§§1 - 6
P.L. 1997, CHAPTER 227, approved August 25, 1997
Senate, No. 1036 (Third Reprint)
An Act concerning compensation for persons 1[wrongfully] mistakenly1 imprisoned and supplementing Title 52 of the Revised Statutes.
Be It Enacted by the Senate and General Assembly of the State of New Jersey:
1. The Legislature finds and declares that innocent persons who have been 1[wrongly]1 convicted of crimes and subsequently imprisoned have been frustrated in seeking legal redress 1[due to a variety of substantive and technical obstacles in the law]1 and that such persons should have an available avenue of redress over and above the existing tort remedies to seek compensation for damages. The Legislature intends by enactment of the provisions of this act that those innocent persons who can demonstrate by clear and convincing evidence that they were 1[unjustly] mistakenly1 convicted and imprisoned be able to recover damages against the State.
In light of the substantial burden of proof that must be carried by such persons, it is the intent of the Legislature that the court, in exercising its discretion as permitted by law regarding the weight and admissibility of evidence submitted pursuant to this section, 1[shall] may1, in the interest of justice, give due consideration to difficulties of proof caused by the passage of time, the death or unavailability of witnesses, the destruction of evidence or other factors not caused by such persons or those acting on their behalf.
2. Notwithstanding the provisions of any other law, any person convicted and subsequently imprisoned for one or more crimes which he did not commit may, under the conditions hereinafter provided,
bring a suit for damages in Superior Court against the Department of the Treasury.

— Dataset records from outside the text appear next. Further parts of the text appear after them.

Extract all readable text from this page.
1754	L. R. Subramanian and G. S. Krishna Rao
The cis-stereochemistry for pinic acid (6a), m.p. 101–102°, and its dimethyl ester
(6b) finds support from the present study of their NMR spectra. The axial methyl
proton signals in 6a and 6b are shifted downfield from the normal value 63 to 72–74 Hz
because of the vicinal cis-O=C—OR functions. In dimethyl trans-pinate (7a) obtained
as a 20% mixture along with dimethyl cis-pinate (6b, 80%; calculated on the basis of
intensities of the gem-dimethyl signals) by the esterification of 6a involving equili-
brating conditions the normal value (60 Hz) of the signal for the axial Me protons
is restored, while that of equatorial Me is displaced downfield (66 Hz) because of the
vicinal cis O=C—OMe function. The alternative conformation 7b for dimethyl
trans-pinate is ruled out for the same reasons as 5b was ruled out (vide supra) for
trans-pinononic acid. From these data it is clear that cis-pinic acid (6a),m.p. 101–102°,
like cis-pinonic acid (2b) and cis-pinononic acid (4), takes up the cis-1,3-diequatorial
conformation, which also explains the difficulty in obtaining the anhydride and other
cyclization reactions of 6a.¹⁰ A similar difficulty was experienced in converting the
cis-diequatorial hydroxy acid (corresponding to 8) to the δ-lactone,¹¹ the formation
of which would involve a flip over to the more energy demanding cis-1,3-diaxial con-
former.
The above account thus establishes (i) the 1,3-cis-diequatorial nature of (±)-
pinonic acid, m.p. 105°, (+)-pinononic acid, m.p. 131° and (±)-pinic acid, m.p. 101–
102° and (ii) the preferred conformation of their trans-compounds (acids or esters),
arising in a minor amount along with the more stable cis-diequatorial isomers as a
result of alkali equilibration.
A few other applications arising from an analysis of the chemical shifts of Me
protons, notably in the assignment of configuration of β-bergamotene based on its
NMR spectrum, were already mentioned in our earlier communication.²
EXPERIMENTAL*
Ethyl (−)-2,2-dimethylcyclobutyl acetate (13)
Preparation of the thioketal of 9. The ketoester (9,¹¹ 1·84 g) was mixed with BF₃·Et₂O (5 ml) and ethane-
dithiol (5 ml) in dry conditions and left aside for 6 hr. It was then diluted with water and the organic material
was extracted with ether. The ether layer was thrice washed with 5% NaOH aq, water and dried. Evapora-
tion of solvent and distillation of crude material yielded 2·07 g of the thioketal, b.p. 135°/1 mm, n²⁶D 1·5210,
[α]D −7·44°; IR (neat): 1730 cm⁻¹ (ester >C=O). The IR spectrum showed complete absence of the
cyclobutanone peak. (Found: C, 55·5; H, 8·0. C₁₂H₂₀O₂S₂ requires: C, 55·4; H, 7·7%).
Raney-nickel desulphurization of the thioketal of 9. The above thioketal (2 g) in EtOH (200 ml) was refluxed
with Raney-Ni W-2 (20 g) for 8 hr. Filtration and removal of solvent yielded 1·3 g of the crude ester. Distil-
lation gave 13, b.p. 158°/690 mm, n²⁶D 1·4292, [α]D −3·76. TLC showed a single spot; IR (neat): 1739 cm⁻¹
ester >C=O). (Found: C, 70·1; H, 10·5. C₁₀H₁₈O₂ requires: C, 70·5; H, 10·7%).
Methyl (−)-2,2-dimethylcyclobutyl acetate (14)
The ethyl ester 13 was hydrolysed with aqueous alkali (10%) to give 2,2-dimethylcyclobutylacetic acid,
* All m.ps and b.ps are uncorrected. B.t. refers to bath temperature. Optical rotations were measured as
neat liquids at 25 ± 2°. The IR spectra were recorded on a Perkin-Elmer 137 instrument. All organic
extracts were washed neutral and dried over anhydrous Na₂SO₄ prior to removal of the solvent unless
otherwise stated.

3. The person (hereinafter titled, "the claimant") shall establish the following by clear and convincing evidence:
a. That he was convicted of a crime and subsequently sentenced to a term of imprisonment, served all or any part of his sentence; and
b. He did not commit the crime for which he was convicted; and
c. He did not by his own conduct cause or bring about his conviction.
4. The suit, accompanied by a statement of the facts concerning the claim for damages, verified in the manner provided for the verification of complaints in civil actions, shall be brought by the claimant within a period of two years after his release from imprisonment, or after the grant of a pardon to him 3; provided, however, that any eligible claimant released or pardoned during the five year period prior to May 2, 1996 shall have two years from the effective date of this act to file a suit 3.
25. 3 a.3 Damages awarded under this act shall not exceed twice the amount of the claimant's income in the year prior to his incarceration or $20,000.00 for each year of incarceration, whichever is greater.2
3 b. In addition to the damages awarded pursuant to subsection a., the claimant shall be entitled to receive reasonable attorney fees. 3
2[15.] 6.2 a. A person serving a term of imprisonment for a crime other than a crime of which the person was mistakenly convicted shall not be eligible to file a claim for damages pursuant to the provisions of this act.
b. A person shall not be eligible to file a claim for damages pursuant to the provisions of this act if the sentence for the crime of which the person was mistakenly convicted was served concurrently with the sentence for the conviction of another crime.1
1[5.] 2[6.1] 7.2 This act shall take effect immediately.
Authorizes lawsuits for damages by persons who have been mistakenly convicted and imprisoned.